Li has made it clear his cabinet will not pump liquidity into the market to prop up infrastructure and other job-creation programs; moreover, the shadow banking system, which is partly responsible for the country’s housing bubble, will be disciplined.
“While the economy faces many difficulties and challenges, we must promote financial reform in an orderly way to better serve economic restructuring,” said a recent statement from the cabinet.
At the same time, Li, who is just behind President Xi Jinping in the Chinese Communist Party Politburo pecking order, is working on a major economic liberalization manifesto to be unveiled at a CCP Central Committee meeting scheduled for autumn.

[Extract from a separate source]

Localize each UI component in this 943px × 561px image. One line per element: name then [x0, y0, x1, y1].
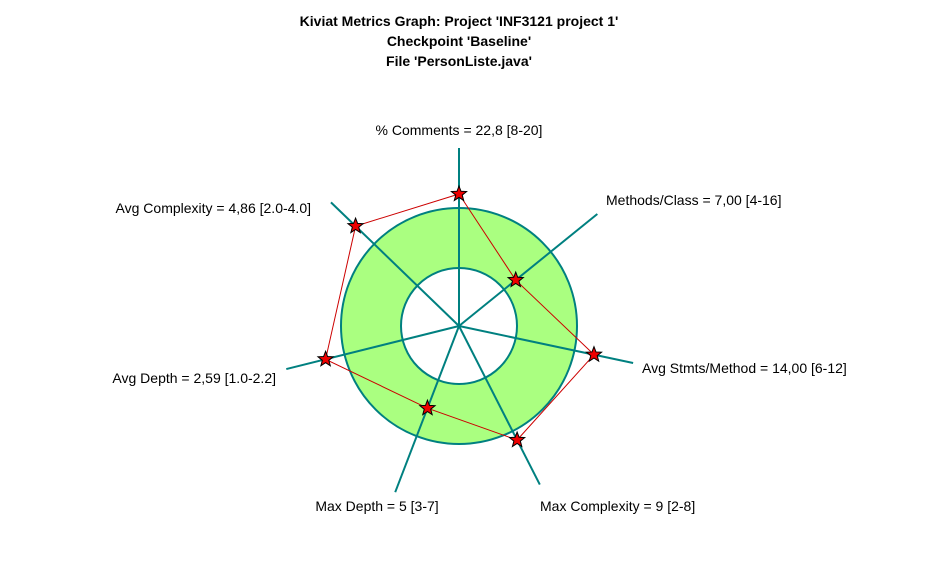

There will be reforms in areas including the financial system; credit policy and taxation; land ownership; liberalizing the prices of utilities and staple goods; trimming bureaucratic reviews; narrowing the income gap between rich and poor; and liberalizing the household registration system.
Whether Li can succeed in retooling China’s unwieldy economic structure – and the bureaucratic system that is running it – depends on the following factors. One is support from the party-and-state apparatus headed by President Xi, who is also CCP General Secretary.
While Xi seems to back Li’s economic reforms, the 60-year-old head of state must also ensure that different factions in the party – as well as the major clans at the topmost echelon of the party – are willing to at least acquiesce in Li’s reforms.
Secondly, as prime minister, Li has no direct control over China’s 120-odd SOE conglomerates, which include Fortune 500 companies such as Sinopec, China Mobile, the State Grid, and Industrial and Commercial Bank of China. For the past decade or so, these behemoths have grown big due to their easy access to cheap and abundant credit. Li has to demonstrate more control over the heads of these conglomerates, who are either former ministers or princelings (offspring of party elders). Even more significant is the fact that areas where these conglomerates enjoy monopolistic status, ranging from oil and gas to financial services, should be opened up to private as well as foreign enterprises.
Thirdly, Li has to render the central-government structure more into line with global practice. For example, the PBOC should become more of an independent central bank that is less susceptible to political influence. The National Development and Reform Commission – which is the State Council’s most powerful planning and execution agency – has to beat a retreat from areas which are best regulated by market forces.
Last but not least, Li has to crack the whip on regional administrations and their quasi-governmental investment vehicles. In the past decade, too many municipal and county governments have used government funds – as well as money raised through reckless borrowing – to speculate in the housing market. However, very few cadres have been penalized for dereliction of duty and outright corruption.
Li has in his first 100-odd days in office demonstrated that he has the toughness and perspicacity that people have associated with former prime minister Zhu Rongji. Whether Likonomics will succeed in kick-starting another era of reform, however, hinges on the Xi-Li administration’s determination to do away with practices that oil the wheels of the party’s most influential power blocs.